René Paardekooper

Personal information
- Date of birth: 17 April 1987
- Place of birth: Gemert, Netherlands
- Date of death: 1 May 2026 (aged 39)
- Place of death: Gemert, Netherlands
- Height: 1.87 m (6 ft 2 in)
- Position: Centre-back

Youth career
- 1993–2003: VV Gemert
- 2003–2005: Helmond Sport

Senior career*
- Years: Team / Apps / (Gls)
- 2005–2010: Helmond Sport / 81 / (0)
- 2010–2015: VV Gemert

= René Paardekooper =

Dutch footballer (1987–2026)

René Paardekooper (17 April 1987 – 1 May 2026) was a Dutch professional footballer who played as a centre-back

==Early life==
René Paardekooper was born on 17 April 1987 in Gemert, North Brabant. He joined local club VV Gemert at the age of seven, progressing through the youth teams before being scouted by Helmond Sport during his time in the under-17s.

==Career==

===Helmond Sport===
Paardekooper made his professional debut on 16 September 2005, coming on as a substitute in injury time for Appie Yahia in a 0–0 draw at Cambuur in the Eerste Divisie under manager Gerald Vanenburg. He signed his first contract the following year, in 2006, and established himself as a regular starter under the successive managements of Jan Poortvliet and Jurgen Streppel.
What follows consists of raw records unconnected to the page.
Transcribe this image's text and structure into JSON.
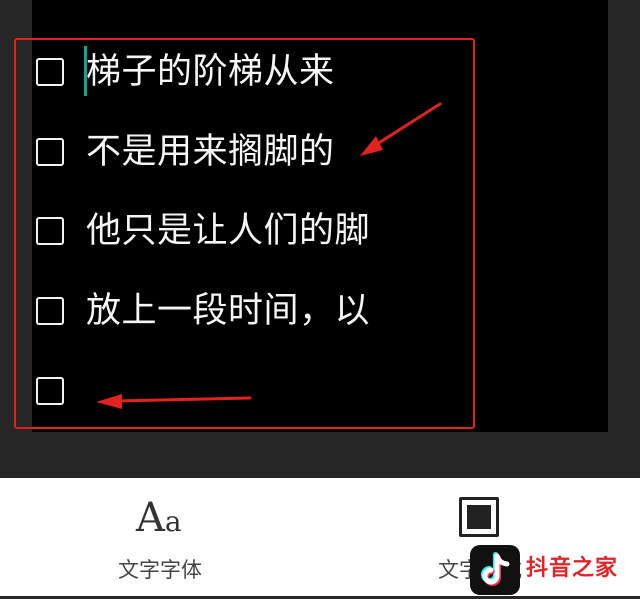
{
  "editor": {
    "items": [
      {
        "text": "梯子的阶梯从来",
        "checked": false
      },
      {
        "text": "不是用来搁脚的",
        "checked": false
      },
      {
        "text": "他只是让人们的脚",
        "checked": false
      },
      {
        "text": "放上一段时间，以",
        "checked": false
      },
      {
        "text": "",
        "checked": false
      }
    ]
  },
  "toolbar": {
    "font_label": "文字字体",
    "style_label": "文字样式"
  },
  "colors": {
    "canvas_bg": "#000000",
    "panel_bg": "#272727",
    "annotation_red": "#e0231f",
    "cursor": "#12a38f"
  },
  "icons": {
    "font": "aa-font-icon",
    "style": "square-style-icon"
  },
  "watermark": {
    "brand": "抖音之家"
  }
}
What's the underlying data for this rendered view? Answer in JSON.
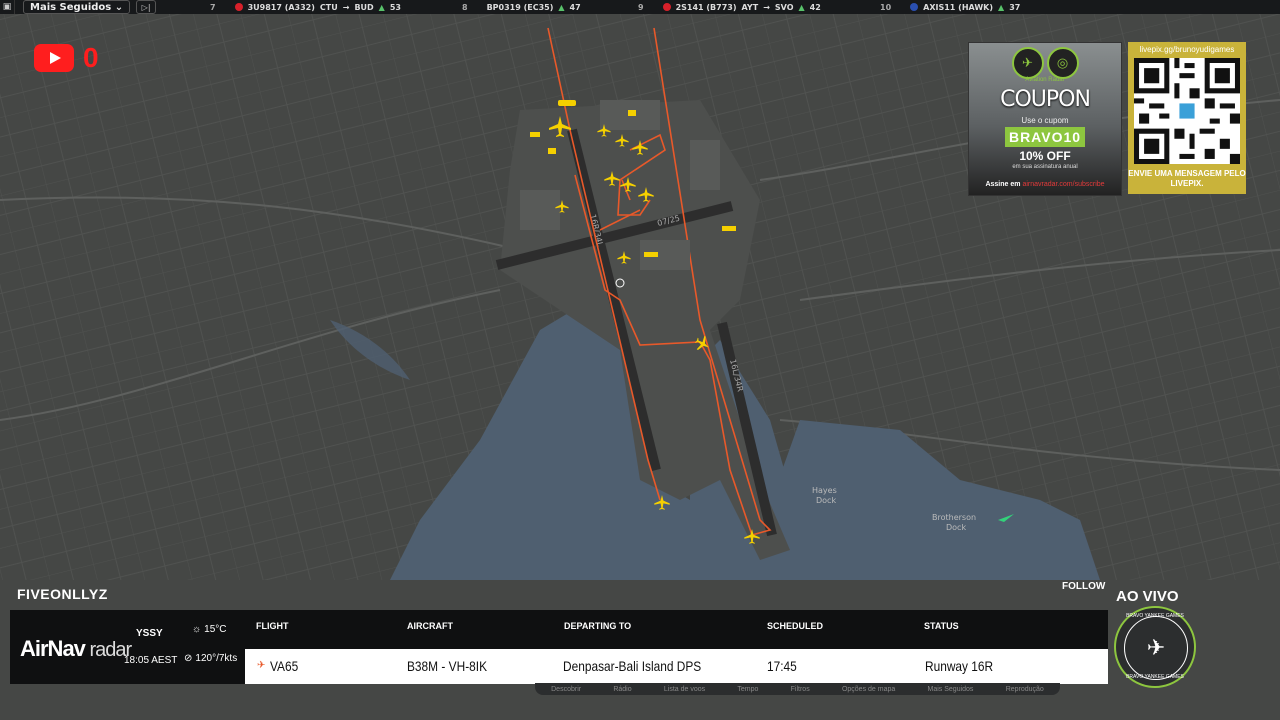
{
  "topbar": {
    "filter_label": "Mais Seguidos",
    "ticker": [
      {
        "rank": "7",
        "flight": "3U9817 (A332)",
        "from": "CTU",
        "to": "BUD",
        "count": "53",
        "flag": "#d8202a"
      },
      {
        "rank": "8",
        "flight": "BP0319 (EC35)",
        "count": "47",
        "flag": "#ffffff"
      },
      {
        "rank": "9",
        "flight": "2S141 (B773)",
        "from": "AYT",
        "to": "SVO",
        "count": "42",
        "flag": "#d8202a"
      },
      {
        "rank": "10",
        "flight": "AXIS11 (HAWK)",
        "count": "37",
        "flag": "#2a4fb0"
      }
    ]
  },
  "youtube": {
    "count": "0"
  },
  "map": {
    "runway_07_25": "07/25",
    "runway_16r_34l": "16R/34L",
    "runway_16l_34r": "16L/34R",
    "labels": [
      {
        "text": "Hayes\nDock"
      },
      {
        "text": "Brotherson\nDock"
      }
    ]
  },
  "coupon": {
    "brand": "Aviation Radar",
    "title": "COUPON",
    "subtitle": "Use o cupom",
    "code": "BRAVO10",
    "discount": "10% OFF",
    "fine_print": "em sua assinatura anual",
    "footer_prefix": "Assine em ",
    "footer_link": "airnavradar.com/subscribe"
  },
  "qr": {
    "url": "livepix.gg/brunoyudigames",
    "message": "ENVIE UMA MENSAGEM PELO LIVEPIX."
  },
  "flight_panel": {
    "callsign": "FIVEONLLYZ",
    "follow": "FOLLOW",
    "live": "AO VIVO",
    "brand_bold": "AirNav",
    "brand_light": " radar",
    "airport": "YSSY",
    "local_time": "18:05 AEST",
    "temperature": "15°C",
    "wind": "120°/7kts",
    "headers": {
      "flight": "FLIGHT",
      "aircraft": "AIRCRAFT",
      "departing": "DEPARTING TO",
      "scheduled": "SCHEDULED",
      "status": "STATUS"
    },
    "row": {
      "flight": "VA65",
      "aircraft": "B38M - VH-8IK",
      "departing": "Denpasar-Bali Island DPS",
      "scheduled": "17:45",
      "status": "Runway 16R"
    },
    "toolbar": [
      "Descobrir",
      "Rádio",
      "Lista de voos",
      "Tempo",
      "Filtros",
      "Opções de mapa",
      "Mais Seguidos",
      "Reprodução"
    ],
    "badge_top": "BRAVO YANKEE GAMES",
    "badge_bottom": "BRAVO YANKEE GAMES"
  },
  "colors": {
    "track": "#e8592a",
    "aircraft": "#f5d000",
    "runway": "#2d2d2d",
    "water": "#4f5f70",
    "land": "#454745"
  }
}
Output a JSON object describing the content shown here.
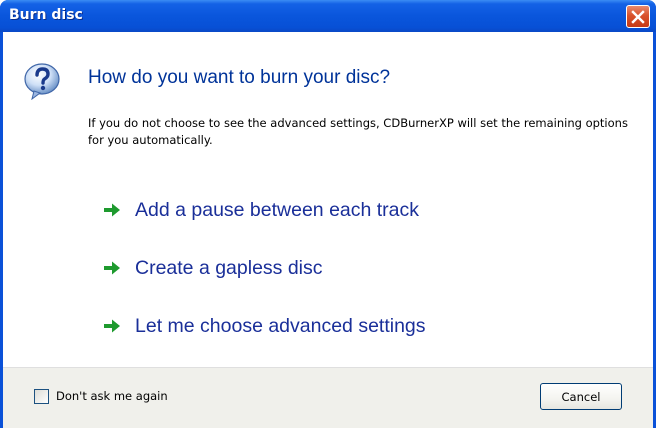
{
  "window": {
    "title": "Burn disc"
  },
  "dialog": {
    "heading": "How do you want to burn your disc?",
    "description": "If you do not choose to see the advanced settings, CDBurnerXP will set the remaining options for you automatically.",
    "options": [
      {
        "label": "Add a pause between each track",
        "icon": "green-arrow-icon"
      },
      {
        "label": "Create a gapless disc",
        "icon": "green-arrow-icon"
      },
      {
        "label": "Let me choose advanced settings",
        "icon": "green-arrow-icon"
      }
    ]
  },
  "footer": {
    "checkbox_label": "Don't ask me again",
    "checkbox_checked": false,
    "cancel_label": "Cancel"
  },
  "colors": {
    "titlebar": "#0a56dc",
    "heading": "#003399",
    "option_text": "#1a2f99",
    "arrow": "#1e9a2e",
    "close_button": "#d9522b"
  }
}
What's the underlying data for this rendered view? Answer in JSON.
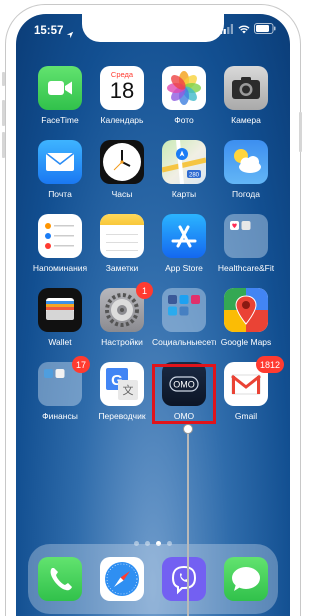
{
  "status_bar": {
    "time": "15:57"
  },
  "apps": [
    {
      "id": "facetime",
      "label": "FaceTime"
    },
    {
      "id": "calendar",
      "label": "Календарь",
      "weekday": "Среда",
      "day": "18"
    },
    {
      "id": "photos",
      "label": "Фото"
    },
    {
      "id": "camera",
      "label": "Камера"
    },
    {
      "id": "mail",
      "label": "Почта"
    },
    {
      "id": "clock",
      "label": "Часы"
    },
    {
      "id": "maps",
      "label": "Карты",
      "route_number": "280"
    },
    {
      "id": "weather",
      "label": "Погода"
    },
    {
      "id": "reminders",
      "label": "Напоминания"
    },
    {
      "id": "notes",
      "label": "Заметки"
    },
    {
      "id": "appstore",
      "label": "App Store"
    },
    {
      "id": "health-folder",
      "label": "Healthcare&Fit"
    },
    {
      "id": "wallet",
      "label": "Wallet"
    },
    {
      "id": "settings",
      "label": "Настройки",
      "badge": "1"
    },
    {
      "id": "social-folder",
      "label": "Социальныесети"
    },
    {
      "id": "googlemaps",
      "label": "Google Maps"
    },
    {
      "id": "finance-folder",
      "label": "Финансы",
      "badge": "17"
    },
    {
      "id": "translate",
      "label": "Переводчик"
    },
    {
      "id": "omo",
      "label": "OMO",
      "logo_text": "OMO"
    },
    {
      "id": "gmail",
      "label": "Gmail",
      "badge": "1812"
    }
  ],
  "page_dots": {
    "count": 4,
    "active_index": 2
  },
  "dock": [
    "phone",
    "safari",
    "viber",
    "messages"
  ],
  "colors": {
    "highlight": "#e0141b",
    "badge": "#ff3b30"
  }
}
During this period he also studied at the Academy of Physical Education (ALO) in Tilburg, combining his professional career with his studies. He made more than 80 competitive appearances for the club before his contract was not renewed in 2010.

===VV Gemert===
Paardekooper returned to VV Gemert in 2010, rejoining a club that had just won the Sunday Hoofdklasse championship and was beginning its first season in the Topklasse. A year into his return, in 2011, he was diagnosed with Hodgkin lymphoma. After an extended period of treatment and rehabilitation, he made an emotional return to the first team in the spring of 2013. In the following season he made 11 appearances, five as a starter, but the disease had returned and he retired definitively from football in 2015 at the age of 28.

==After football==
Following his retirement, Paardekooper became media adviser for local outlet Gemert Media in 2016.

==Death==
Paardekooper died on 1 May 2026 at the age of 39, from the long-term consequences of Hodgkin lymphoma, first diagnosed in 2011. Helmond Sport and VV Gemert both issued tributes.